Both toured to Britain with great success. In particular their
work influenced the young Berto Pasuka, who went ahead to form
the first British black dance company Ballet
Nègres.
Dunham made her name in 1934 on Broadway with musicals Le
Jazz Hot and Tropics where she introduced a dance
called L’ag’ya. This was based on the rhythms and martial
arts dances of the slaves who used dance to develop their stamina
in preparation for uprisings against their white masters.
Dunham researched dance from Haiti, Jamaica, Trinidad and Martinique
for her choreography. She believed that black dance should have
equal status with the white European tradition and wanted to trace
black dance roots. The technique that she developed also drew
on ballet and modern dance. In 1944 she founded a school of dance.
At her school students learnt philosophy, anthropology, and languages
as well as tap, ballet and primitive dance and percussion.
Pearl Primus was the first black modern dancer. Strange Fruit
was her first performance. It had no music but a sound tape of
a poem about a black man being lynched by a white racist. It was
passionate and angry.

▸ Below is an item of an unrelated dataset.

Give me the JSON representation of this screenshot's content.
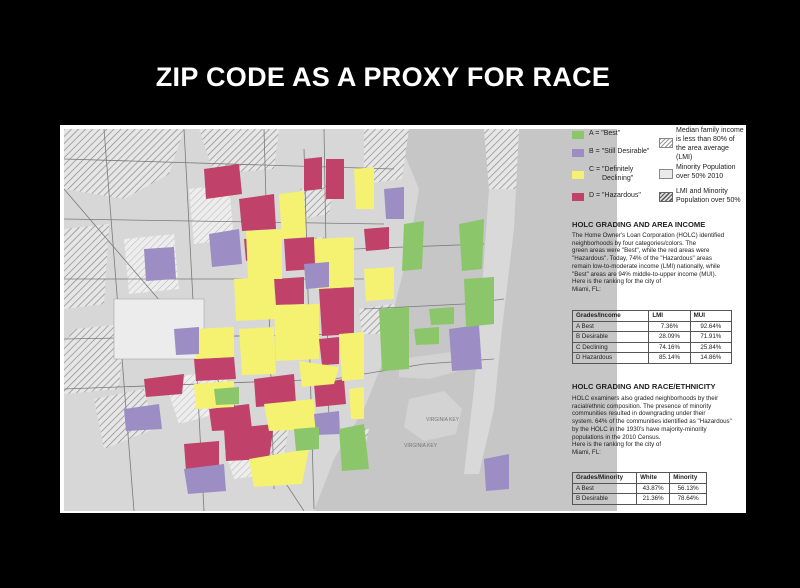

Like other black dancers in the emerging
black dance culture she used the art form to express the social
and political constraints on black people within America. She
was born in Trinidad before her parents immigrated to Harlem in
1919. She worked at the New Dance Group Studios which was one
of few places where black dancers could train alongside whites.
She went on to study for a PhD and did research on dance in Africa.
Her most famous dance was the Fanga, an African dance
of welcome which introduced traditional African dance to the stage.